Kawamura arbeitete nach seinem Studium an der Hitotsubashi-Universität im väterlichen Papierrecyclingbetrieb Kawamura Shōji. Nach einer ersten erfolglosen Kandidatur als Unabhängiger in der Shūgiin-Wahl 1990 erhielt er im zweiten Anlauf 1993, nun als Kandidat der Neuen Japan-Partei, im viermandatigen Wahlkreis Aichi 1 den höchsten Stimmenanteil und zog ins Shūgiin ein. Während der Neuformierung der japanischen Parteienlandschaft in den 1990er Jahren gehörte Kawamura der Neuen Fortschrittspartei, der Liberalen Partei und schließlich ab 1998 der Demokratischen Partei an. Nach der Wahlrechtsreform kandidierte er ab 1996 viermal erfolgreich im Einzelwahlkreis Aichi 1, der Teile von Nagoya umfasst und als demokratische Hochburg gilt.

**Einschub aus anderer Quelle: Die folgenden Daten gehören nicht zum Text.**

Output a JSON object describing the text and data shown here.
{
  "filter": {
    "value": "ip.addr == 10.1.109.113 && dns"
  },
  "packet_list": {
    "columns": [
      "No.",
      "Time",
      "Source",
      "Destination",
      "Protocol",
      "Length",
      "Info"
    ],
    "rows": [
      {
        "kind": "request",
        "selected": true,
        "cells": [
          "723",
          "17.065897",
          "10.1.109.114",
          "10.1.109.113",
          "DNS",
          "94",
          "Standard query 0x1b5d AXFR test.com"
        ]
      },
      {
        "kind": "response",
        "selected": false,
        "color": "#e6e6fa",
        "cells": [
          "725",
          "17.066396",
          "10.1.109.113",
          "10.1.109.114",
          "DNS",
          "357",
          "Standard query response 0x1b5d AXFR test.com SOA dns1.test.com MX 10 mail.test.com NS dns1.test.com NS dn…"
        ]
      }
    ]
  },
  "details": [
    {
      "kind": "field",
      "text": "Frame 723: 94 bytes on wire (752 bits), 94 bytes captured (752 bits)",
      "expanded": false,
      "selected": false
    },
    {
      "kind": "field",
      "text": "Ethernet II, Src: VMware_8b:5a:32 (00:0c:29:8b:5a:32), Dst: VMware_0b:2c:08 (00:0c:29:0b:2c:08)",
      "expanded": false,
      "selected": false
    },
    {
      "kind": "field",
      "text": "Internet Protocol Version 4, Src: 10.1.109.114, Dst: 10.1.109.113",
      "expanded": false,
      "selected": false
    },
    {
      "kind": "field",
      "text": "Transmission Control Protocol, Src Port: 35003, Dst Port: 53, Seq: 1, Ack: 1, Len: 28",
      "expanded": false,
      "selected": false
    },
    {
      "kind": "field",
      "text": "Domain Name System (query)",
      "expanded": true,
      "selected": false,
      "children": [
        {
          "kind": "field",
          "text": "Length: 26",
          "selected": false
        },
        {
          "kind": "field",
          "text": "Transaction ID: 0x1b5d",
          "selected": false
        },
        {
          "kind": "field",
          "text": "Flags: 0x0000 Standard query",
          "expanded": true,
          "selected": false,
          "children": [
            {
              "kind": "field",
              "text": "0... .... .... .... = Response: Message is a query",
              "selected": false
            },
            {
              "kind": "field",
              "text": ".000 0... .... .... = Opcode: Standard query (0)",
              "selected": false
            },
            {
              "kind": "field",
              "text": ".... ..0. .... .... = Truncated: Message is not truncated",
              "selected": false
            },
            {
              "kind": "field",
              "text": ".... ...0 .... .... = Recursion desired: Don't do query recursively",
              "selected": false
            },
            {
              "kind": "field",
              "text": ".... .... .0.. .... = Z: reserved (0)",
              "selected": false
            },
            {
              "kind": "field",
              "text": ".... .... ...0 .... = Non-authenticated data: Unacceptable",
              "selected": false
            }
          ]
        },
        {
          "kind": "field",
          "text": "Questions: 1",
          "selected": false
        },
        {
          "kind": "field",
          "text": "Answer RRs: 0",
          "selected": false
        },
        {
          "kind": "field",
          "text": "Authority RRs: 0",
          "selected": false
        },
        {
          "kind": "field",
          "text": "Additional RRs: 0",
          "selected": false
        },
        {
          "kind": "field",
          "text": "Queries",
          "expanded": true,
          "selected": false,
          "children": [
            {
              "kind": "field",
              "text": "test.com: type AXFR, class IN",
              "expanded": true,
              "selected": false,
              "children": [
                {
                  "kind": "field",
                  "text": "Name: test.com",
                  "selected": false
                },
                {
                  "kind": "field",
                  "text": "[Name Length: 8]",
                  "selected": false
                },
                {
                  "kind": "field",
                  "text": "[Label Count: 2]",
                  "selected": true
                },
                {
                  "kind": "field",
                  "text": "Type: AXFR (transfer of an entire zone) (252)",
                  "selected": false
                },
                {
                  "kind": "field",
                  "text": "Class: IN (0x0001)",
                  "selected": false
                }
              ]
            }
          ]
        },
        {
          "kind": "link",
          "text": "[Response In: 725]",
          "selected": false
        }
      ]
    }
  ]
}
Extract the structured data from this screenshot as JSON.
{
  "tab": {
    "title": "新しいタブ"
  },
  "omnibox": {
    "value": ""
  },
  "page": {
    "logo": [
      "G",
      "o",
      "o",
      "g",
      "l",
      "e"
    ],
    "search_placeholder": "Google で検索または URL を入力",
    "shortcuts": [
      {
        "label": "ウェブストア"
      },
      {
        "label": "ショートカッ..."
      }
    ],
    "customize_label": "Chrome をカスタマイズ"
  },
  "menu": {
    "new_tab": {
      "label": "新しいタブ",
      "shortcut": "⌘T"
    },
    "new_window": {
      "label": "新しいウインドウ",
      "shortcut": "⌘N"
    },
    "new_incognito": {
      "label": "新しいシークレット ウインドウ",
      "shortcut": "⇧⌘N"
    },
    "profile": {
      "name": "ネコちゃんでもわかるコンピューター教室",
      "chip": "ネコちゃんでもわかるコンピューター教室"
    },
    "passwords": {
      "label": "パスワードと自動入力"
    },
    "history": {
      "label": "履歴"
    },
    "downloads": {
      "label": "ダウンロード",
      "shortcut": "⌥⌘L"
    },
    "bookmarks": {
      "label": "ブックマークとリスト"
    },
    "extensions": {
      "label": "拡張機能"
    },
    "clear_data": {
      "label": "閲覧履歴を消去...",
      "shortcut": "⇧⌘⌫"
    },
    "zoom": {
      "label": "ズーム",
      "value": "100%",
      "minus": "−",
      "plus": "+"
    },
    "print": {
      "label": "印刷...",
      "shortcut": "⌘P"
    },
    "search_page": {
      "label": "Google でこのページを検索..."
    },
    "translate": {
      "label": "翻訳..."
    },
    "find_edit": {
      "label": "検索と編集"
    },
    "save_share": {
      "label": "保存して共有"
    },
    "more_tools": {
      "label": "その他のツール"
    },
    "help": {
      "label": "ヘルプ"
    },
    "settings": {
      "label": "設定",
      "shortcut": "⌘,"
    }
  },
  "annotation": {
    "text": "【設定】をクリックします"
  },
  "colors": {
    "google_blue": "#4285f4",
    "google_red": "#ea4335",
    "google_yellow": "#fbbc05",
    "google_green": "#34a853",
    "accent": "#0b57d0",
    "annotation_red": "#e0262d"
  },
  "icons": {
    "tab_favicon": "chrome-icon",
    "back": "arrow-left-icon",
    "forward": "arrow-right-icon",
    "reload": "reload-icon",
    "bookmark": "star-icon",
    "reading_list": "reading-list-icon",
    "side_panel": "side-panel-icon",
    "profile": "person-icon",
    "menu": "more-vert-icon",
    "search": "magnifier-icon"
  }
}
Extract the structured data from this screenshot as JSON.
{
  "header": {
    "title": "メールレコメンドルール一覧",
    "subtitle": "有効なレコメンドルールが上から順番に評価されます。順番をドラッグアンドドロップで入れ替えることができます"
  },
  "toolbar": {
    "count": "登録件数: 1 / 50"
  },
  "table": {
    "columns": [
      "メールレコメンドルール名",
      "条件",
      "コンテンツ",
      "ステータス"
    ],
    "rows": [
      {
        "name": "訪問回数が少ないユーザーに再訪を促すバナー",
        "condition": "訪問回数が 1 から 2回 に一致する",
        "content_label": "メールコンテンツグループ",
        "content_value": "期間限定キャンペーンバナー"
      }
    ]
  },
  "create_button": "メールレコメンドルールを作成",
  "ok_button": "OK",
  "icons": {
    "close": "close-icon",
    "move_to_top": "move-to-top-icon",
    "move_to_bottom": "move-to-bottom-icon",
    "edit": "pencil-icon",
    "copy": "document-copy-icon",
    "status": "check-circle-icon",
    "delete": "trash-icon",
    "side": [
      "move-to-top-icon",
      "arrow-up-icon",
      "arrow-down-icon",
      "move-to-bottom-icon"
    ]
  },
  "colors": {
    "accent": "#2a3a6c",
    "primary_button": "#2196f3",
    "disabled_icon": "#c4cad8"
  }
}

Im April 2009 legte Kawamura sein Abgeordnetenmandat nieder, um bei der Bürgermeisterwahl in Nagoya am 26. April für die Nachfolge von Takehisa Matsubara zu kandidieren. Er trat als Unabhängiger an, wurde aber von den Demokraten unterstützt. Sein Hauptkonkurrent Masahiko Hosokawa genoss die Unterstützung der nationalen Regierungsparteien LDP und Kōmeitō. Im Wahlkampf setzte sich Kawamura für eine Senkung der kommunalen Steuern und der städtischen Personalausgaben ein. Er erhielt über eine halbe Million Stimmen und konnte Hosokawa (rund 283.000 Stimmen) und zwei weitere Kandidaten klar von sich distanzieren.[1] Das Wahlergebnis wurde von Teilen der Demokraten als Stärkung des durch einen Spendenskandal beschädigten Vorsitzenden Ichirō Ozawa gesehen.[2]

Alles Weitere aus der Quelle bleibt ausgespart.